Melting Ice Pack Displaces Alaska Walrus
Thousands of walrus have appeared on Alaska's northwest coast in what conservationists are calling a dramatic consequence of global warming melting the Arctic sea ice.
Alaska's walrus, especially breeding females, in summer and fall are usually found on the Arctic ice pack. But the lowest summer ice cap on record put sea ice far north of the outer continental shelf, the shallow, life-rich shelf of ocean bottom in the Bering and Chukchi seas.
Walrus feed on clams, snails and other bottom dwellers. Given the choice between an ice platform over water beyond their 630-foot diving range or gathering spots on shore, thousands of walrus picked Alaska's rocky beaches.
"It looks to me like animals are shifting their distribution to find prey," said Tim Ragen, executive director of the federal Marine Mammal Commission. "The big question is whether they will be able to find sufficient prey in areas where they are looking."
According to the National Snow and Ice Data Center at the University of Colorado at Boulder, September sea ice was 39 percent below the long-term average from 1979 to 2000. Sea ice cover is in a downward spiral and may have passed the point of no return, with a possible ice-free Arctic Ocean by summer 2030, senior scientist Mark Serreze said.
Starting in July, several thousand walrus abandoned the ice pack for gathering spots known as haulouts between Barrow and Cape Lisburne, a remote, 300-mile stretch of Alaska coastline.
The immediate concern of new, massive walrus groups for the U.S. Fish and Wildlife Service is danger to the animals from stampedes. Panic caused by a low-flying airplane, a boat or an approaching polar bear can send a herd rushing to the sea. Young animals can be crushed by adults weighing 2,000 pounds or more.
Longer term, biologists fear walrus will suffer nutritional stress if they are concentrated on shoreline rather than spread over thousands of miles of sea ice.
Walrus need either ice or land to rest. Unlike seals, they cannot swim indefinitely and must pause after foraging.
Historically, Ragen said, walrus have used the edge of the ice pack like a conveyor belt. As the ice edge melts and moves north in spring and summer, sea ice gives calves a platform on which to rest while females dive to feed.
There's no conveyor belt for walrus on shore.
"If they've got to travel farther, it's going to cost more energy. That's less energy that's available for other functions," Ragen said.
Deborah Williams - who was an Interior Department special assistant for Alaska under former President Bill Clinton, and who is now president of the nonprofit Alaska Conservation Solutions - said melting of sea ice and its effects on wildlife were never even discussed during her federal service from 1995 to 2000.

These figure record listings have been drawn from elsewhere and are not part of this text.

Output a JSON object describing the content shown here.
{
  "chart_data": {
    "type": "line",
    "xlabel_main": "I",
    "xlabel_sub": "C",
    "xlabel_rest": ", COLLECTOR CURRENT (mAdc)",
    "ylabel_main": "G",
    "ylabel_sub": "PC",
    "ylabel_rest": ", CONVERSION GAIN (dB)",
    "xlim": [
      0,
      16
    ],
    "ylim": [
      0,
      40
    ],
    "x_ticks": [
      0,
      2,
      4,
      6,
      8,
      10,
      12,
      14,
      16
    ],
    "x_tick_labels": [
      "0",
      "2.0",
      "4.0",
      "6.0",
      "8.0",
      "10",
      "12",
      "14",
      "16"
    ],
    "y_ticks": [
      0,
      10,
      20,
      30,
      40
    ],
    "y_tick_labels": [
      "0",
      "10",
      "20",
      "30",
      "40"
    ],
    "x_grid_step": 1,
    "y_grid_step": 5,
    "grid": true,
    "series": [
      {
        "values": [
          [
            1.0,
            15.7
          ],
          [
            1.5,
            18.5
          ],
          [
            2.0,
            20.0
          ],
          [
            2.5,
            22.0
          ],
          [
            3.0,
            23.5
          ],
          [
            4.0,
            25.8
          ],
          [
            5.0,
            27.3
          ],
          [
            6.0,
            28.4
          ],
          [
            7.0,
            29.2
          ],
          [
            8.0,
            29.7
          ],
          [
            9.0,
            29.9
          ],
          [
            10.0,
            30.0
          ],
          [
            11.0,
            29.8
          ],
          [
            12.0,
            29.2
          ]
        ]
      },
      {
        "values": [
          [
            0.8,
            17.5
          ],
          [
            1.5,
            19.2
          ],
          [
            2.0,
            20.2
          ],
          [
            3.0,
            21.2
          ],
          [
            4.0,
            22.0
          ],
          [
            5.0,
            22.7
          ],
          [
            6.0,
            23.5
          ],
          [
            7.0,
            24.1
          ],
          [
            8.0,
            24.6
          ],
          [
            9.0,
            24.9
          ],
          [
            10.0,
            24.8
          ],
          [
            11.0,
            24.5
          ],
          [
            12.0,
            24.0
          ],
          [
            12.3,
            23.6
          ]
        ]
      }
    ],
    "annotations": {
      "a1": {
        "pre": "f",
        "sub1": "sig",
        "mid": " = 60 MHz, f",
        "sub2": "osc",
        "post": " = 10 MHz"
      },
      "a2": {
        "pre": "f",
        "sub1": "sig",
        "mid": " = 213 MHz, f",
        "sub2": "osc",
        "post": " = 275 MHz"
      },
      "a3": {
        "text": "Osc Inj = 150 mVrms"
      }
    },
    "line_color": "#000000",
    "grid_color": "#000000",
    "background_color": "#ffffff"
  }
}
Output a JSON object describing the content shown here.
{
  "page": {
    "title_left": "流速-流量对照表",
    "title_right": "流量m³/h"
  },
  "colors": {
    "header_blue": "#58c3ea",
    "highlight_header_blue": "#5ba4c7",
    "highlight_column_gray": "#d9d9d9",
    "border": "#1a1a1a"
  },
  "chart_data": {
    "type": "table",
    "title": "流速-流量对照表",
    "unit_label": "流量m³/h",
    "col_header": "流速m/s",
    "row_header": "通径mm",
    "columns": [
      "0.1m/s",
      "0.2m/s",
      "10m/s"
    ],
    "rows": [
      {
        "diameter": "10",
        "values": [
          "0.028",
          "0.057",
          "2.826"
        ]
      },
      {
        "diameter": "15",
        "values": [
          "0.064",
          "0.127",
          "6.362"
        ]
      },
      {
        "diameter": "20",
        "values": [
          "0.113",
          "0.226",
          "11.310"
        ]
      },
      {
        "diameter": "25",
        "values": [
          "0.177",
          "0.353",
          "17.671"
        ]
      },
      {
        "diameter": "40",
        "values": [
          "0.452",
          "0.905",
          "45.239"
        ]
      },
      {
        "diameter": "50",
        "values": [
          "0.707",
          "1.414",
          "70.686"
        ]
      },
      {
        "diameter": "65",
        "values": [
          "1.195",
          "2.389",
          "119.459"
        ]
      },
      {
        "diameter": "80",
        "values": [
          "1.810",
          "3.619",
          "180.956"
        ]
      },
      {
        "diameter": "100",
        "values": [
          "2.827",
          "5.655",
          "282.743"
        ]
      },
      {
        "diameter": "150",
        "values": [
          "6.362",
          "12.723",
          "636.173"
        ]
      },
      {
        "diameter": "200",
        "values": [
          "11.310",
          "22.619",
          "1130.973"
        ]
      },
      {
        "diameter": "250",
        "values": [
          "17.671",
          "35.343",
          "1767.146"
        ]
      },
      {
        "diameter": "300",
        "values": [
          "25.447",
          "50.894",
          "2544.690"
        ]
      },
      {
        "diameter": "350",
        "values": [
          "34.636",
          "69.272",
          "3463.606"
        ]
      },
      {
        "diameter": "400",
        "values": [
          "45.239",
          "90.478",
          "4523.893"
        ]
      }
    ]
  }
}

"That's what so breathtaking about this," she said. "This has all happened faster than anyone could have predicted. That's why it's so urgent action must be taken."
Walrus observers on the Russian side of the Chukchi Sea have also reported more walrus at haulouts and alerted Alaska wildlife officials to the problems with the animals being spooked and stampeded.
If lack of sea ice is at the heart of upcoming problems for walrus, Ragen said, there's no solution likely available other than prevention.
"The primary problem of maintaining ice habitat, that's something way, way, way beyond us," he said. "To reverse things will require an effort on virtually everyone's part."